Entretanto, torna-se secundário discutir barreiras para a comercialização dos biocombustíveis diante do fato de que ainda não existe uma demanda de etanol em larga escala. Esse foi um dos principais pontos apontados pelos entrevistados no que tange a perspectiva de consolidação de mercado internacional. Isso se deve ao fato de que alguns países que estabeleceram mandatos para biocombustíveis buscam abastecer a demanda doméstica criada pelo mandato por meio de produção interna, sendo que alguns países cuja produção não é suficiente para abastecer a demanda interna estão revisando suas políticas.

Além disso, verifica-se que a situação atual do mercado internacional de etanol é marcada pelo impasse da demanda e oferta, ou seja, há uma resistência de diversos países para inserirem metas para a inclusão dos bicombustíveis em suas matrizes energéticas, pois entendem que estariam somente substituindo a dependência do petróleo em função do número restrito de países produtores de biocombustíveis (KOHLHEPP, 2010). Por outro lado, o investimento na produção de biocombustíveis é incipiente, porque não existe uma demanda consolidada para o produto.

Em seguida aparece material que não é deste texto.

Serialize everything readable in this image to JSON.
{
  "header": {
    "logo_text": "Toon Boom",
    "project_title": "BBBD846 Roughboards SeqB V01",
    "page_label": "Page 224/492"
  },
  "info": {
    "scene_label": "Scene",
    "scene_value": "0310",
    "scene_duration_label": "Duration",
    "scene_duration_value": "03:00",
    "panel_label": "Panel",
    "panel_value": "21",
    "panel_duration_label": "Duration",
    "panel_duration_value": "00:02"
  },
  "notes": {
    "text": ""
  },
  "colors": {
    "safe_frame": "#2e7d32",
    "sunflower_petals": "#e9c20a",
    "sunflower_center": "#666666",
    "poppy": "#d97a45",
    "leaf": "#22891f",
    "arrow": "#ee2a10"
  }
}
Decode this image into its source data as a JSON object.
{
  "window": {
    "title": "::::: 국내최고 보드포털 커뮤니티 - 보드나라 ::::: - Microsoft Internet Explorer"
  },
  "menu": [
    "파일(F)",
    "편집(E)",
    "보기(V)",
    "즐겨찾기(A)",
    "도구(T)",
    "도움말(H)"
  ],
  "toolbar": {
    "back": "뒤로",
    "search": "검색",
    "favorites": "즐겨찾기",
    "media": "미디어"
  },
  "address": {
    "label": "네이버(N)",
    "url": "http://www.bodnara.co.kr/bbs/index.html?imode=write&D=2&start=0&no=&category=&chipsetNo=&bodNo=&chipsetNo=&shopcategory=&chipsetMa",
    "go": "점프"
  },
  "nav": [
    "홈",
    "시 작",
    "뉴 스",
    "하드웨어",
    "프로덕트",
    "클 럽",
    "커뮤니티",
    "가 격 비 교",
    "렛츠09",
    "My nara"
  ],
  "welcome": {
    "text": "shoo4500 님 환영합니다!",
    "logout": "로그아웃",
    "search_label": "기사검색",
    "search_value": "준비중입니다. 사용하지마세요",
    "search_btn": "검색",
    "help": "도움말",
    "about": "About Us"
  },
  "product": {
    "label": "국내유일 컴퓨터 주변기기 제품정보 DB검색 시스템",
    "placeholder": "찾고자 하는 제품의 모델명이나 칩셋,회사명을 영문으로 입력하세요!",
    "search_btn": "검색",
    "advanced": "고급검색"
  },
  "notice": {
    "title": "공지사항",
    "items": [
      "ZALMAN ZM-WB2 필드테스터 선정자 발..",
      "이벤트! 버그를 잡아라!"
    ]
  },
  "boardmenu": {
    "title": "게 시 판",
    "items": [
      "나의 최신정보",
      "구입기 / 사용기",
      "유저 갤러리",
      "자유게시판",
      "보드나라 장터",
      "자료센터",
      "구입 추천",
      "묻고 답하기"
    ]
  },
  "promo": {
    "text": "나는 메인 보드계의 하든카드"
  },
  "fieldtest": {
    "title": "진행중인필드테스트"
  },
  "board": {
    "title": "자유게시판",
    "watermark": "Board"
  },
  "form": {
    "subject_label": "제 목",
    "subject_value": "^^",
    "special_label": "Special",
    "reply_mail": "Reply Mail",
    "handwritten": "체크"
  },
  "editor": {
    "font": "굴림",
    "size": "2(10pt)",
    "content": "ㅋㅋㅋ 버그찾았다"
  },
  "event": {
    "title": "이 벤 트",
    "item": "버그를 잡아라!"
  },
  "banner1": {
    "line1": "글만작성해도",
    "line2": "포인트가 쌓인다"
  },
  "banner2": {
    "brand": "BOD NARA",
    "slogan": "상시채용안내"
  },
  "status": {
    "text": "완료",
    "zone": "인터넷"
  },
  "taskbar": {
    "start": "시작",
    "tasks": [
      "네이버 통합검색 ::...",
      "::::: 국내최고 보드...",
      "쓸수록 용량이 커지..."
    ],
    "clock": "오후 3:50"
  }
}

A consolidação do mercado de etanol esbarra na falta de demanda em larga escala pelo biocombustível, sendo que o caminho para estimular a demanda é por meio da geração de mercado. No caso dos biocombustíveis, o mercado é criado a partir da definição de mandatos que determinam a substituição de combustíveis fósseis por biocombustíveis.

Dessa forma, é necessário o aumento de países produtores visando tanto o aumento da oferta de etanol de cana-de-açúcar e a consolidação de um mercado consumidor por meio da definição de mandatos. Nesse ponto surge a seguinte questão: por que o país estabeleceria um mandato que torna obrigatória a adição de uma porcentagem de biocombustível na gasolina? E quem abasteceria esse mercado?

Para responder a primeira pergunta, dentre os principais fatores que norteiam a decisão dos países na instituição de políticas de inserção de fontes renováveis e mandatos de substituição de combustível fóssil por biocombustível é a busca pela segurança energética, a redução da importação de petróleo, preocupação com as questões ambientais, geração de empregos, sendo que todos esses fatores contribuem para a competitividade do país (ROSILLO-CALLE; WALTER, 2006; BALAT; BALAT, 2009; IEA, 2010; LAMERS et al., 2011; OECD/FAO, 2013).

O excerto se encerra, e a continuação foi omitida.